Die unterlassene Gegenüberstellung des Zeugen G mit den Zeugen J, K und K stellt keinen Verfahrensmangel dar. Nach § 118 Abs 1 SGG iVm § 394 Abs 2 ZPO können zwar Zeugen, deren Aussagen sich widersprechen, einander gegenübergestellt werden. Es steht aber im freien Ermessen des Tatrichters, ob er von dieser Befugnis Gebrauch machen will oder nicht. Die Ausübung dieses Ermessens entzieht sich jedoch, wenn allein die Tatsache des Widerspruchs der Zeugenaussagen vorliegt, der Nachprüfung in der Revisionsinstanz. Das Revisionsgericht kann nur nachprüfen, ob die Grenzen des Ermessens gewahrt sind (vgl BAG NJW 1968, 566). Die Revisionen legen einen Ermessensfehlgebrauch des LSG nicht dar. Ob es erforderlich ist, die Zeugen J, K und K bei deren nachzuholender Vernehmung gegenüberzustellen, hat zunächst das LSG zu entscheiden.
Die vom LSG abgelehnte Einnahme des Augenscheins von der Unfallstelle verletzte gleichfalls keine Verfahrensvorschrift.

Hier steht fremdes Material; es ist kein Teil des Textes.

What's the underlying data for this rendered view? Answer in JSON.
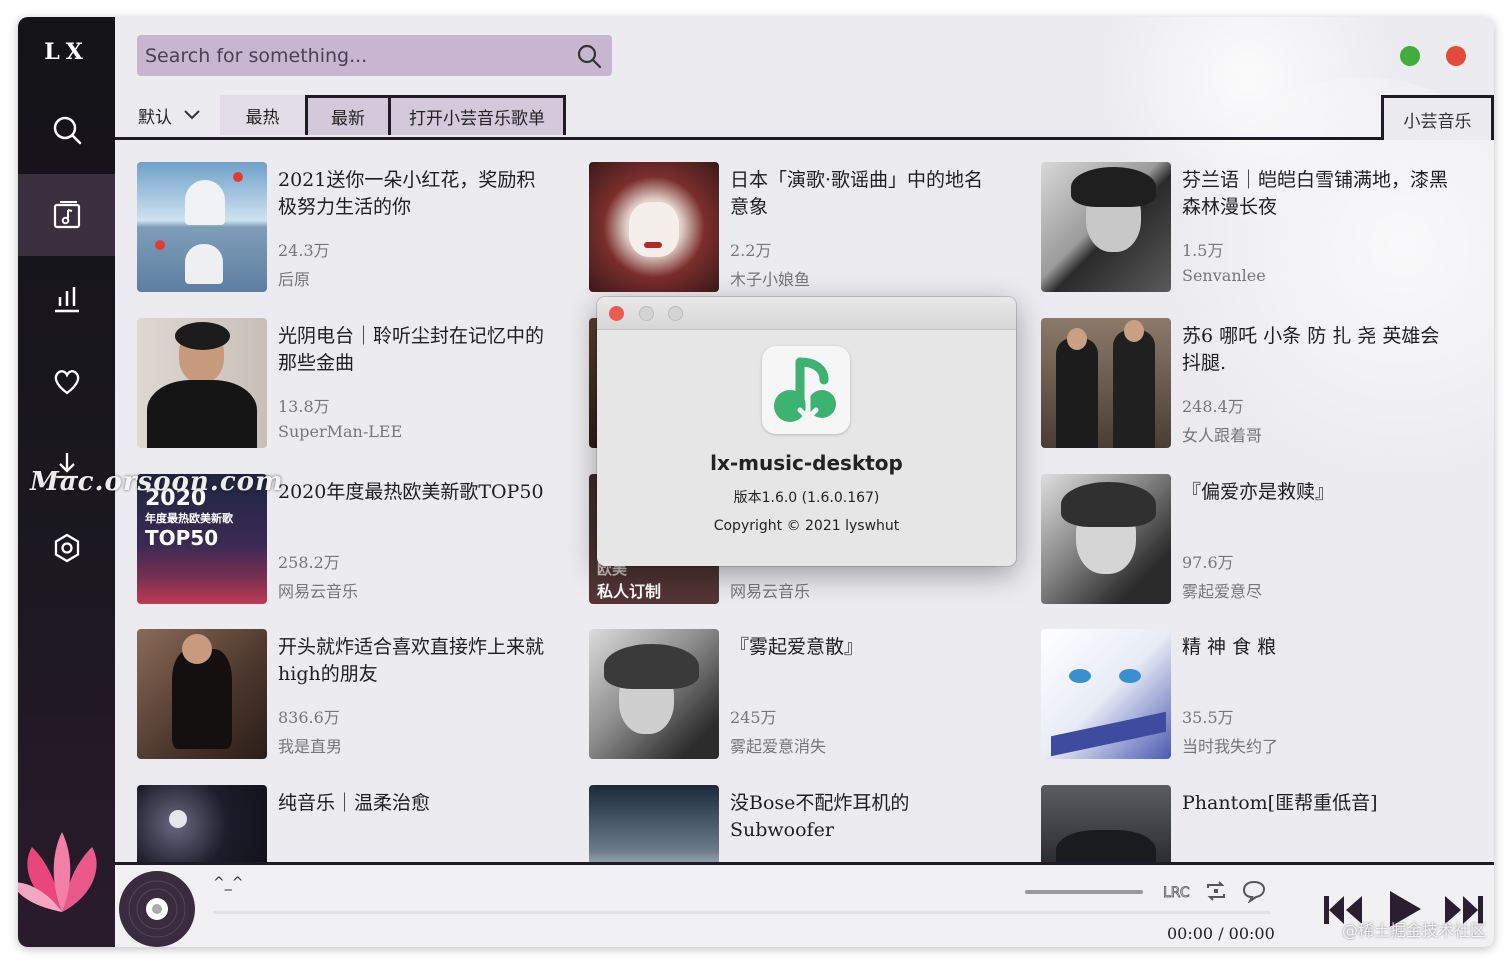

Entgegen dem Revisionsvorbringen hatte der Kläger eine Einnahme des Augenscheins nicht zusammen mit der Vernehmung der Zeugen J, K und K beantragt, sondern lediglich eine "Ortsbesichtigung". Diese hat das LSG mit der Begründung abgelehnt, daß es sich von der Unfallstelle ein ausreichendes Bild aufgrund der Ermittlungen im Strafverfahren gegen den Kläger (das eingestellt wurde), insbesondere der dort angefertigten Verkehrsunfallskizze machen könne. Die Revisionen haben zwar vorgetragen, daß das LSG sich durch die Einnahme des Augenscheines ungeachtet der inzwischen vorgenommenen Veränderungen der Unfallstelle ein Bild davon hätte machen können, wo sich die Unfallfahrzeuge nach dem Unfall befunden haben. Damit ist jedoch nicht dargetan, daß das LSG sich zu dieser Beweisaufnahme hätte gedrängt fühlen müssen, zumal nicht geltend gemacht wird, daß sich die Fahrzeuge nicht dort befunden hätten, wo sie auf der Verkehrsunfallskizze eingezeichnet sind.

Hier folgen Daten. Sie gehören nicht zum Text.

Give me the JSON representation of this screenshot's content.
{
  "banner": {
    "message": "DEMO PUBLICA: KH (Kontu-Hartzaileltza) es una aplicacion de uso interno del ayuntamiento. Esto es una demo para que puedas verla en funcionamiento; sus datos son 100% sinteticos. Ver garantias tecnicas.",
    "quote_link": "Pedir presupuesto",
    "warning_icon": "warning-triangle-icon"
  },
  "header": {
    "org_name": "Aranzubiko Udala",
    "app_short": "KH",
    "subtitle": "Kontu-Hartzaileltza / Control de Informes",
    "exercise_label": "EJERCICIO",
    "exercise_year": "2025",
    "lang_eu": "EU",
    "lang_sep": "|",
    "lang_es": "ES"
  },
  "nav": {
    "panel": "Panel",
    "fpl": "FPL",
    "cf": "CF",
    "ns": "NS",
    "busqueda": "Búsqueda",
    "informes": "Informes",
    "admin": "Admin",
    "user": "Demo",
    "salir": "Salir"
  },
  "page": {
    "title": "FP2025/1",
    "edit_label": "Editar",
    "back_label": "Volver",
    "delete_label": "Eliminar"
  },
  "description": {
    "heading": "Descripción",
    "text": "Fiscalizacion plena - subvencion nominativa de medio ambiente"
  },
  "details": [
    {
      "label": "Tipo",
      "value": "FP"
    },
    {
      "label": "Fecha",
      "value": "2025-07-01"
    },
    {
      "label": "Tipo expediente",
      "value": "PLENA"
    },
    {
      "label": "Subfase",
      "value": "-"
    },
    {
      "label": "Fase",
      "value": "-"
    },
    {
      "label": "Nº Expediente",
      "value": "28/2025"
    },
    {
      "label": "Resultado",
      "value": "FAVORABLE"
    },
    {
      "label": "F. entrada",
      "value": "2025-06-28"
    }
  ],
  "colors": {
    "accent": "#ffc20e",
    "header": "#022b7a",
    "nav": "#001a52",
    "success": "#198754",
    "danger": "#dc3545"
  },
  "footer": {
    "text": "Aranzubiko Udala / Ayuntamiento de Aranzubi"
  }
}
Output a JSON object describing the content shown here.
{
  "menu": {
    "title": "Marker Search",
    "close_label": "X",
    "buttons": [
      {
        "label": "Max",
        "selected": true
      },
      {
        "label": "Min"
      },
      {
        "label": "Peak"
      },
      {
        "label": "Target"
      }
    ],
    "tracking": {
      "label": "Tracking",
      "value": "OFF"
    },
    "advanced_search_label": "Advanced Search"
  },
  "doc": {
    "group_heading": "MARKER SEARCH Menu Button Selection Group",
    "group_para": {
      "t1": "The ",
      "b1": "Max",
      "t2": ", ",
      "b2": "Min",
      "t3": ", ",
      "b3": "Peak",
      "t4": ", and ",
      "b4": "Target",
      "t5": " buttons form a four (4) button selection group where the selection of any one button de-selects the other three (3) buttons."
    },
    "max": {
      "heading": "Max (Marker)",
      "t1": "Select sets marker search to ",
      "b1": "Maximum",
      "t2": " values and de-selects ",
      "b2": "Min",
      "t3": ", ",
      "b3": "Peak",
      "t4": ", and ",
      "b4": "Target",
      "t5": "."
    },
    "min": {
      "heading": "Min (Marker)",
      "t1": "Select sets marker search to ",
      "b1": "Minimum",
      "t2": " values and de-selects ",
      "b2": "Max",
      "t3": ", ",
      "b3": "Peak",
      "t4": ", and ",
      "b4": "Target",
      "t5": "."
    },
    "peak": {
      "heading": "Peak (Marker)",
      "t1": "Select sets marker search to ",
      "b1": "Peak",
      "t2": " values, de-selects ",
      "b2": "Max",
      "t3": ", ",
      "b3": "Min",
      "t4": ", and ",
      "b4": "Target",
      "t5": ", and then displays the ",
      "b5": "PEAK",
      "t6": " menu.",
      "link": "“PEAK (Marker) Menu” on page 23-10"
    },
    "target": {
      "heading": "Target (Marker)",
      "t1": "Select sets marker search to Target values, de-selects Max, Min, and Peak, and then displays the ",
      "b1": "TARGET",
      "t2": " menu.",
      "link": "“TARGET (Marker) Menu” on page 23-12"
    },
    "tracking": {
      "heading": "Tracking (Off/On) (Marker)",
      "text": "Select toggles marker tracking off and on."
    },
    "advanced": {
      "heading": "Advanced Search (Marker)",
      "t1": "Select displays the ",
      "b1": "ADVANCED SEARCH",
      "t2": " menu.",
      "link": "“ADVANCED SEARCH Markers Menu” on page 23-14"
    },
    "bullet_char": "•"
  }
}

Die erforderlich, aber noch fehlende Vernehmung der Zeugen J, K und K erlaubt es dem Revisionsgericht nicht, über den Hauptantrag der Revisionskläger zu entscheiden. Aufgrund ihres Hilfsantrags war jedoch das angefochtene Urteil aufzuheben und die Sache zur erneuten Verhandlung und Entscheidung - auch über die Kosten des Revisionsverfahrens - an das LSG zurückzuverweisen.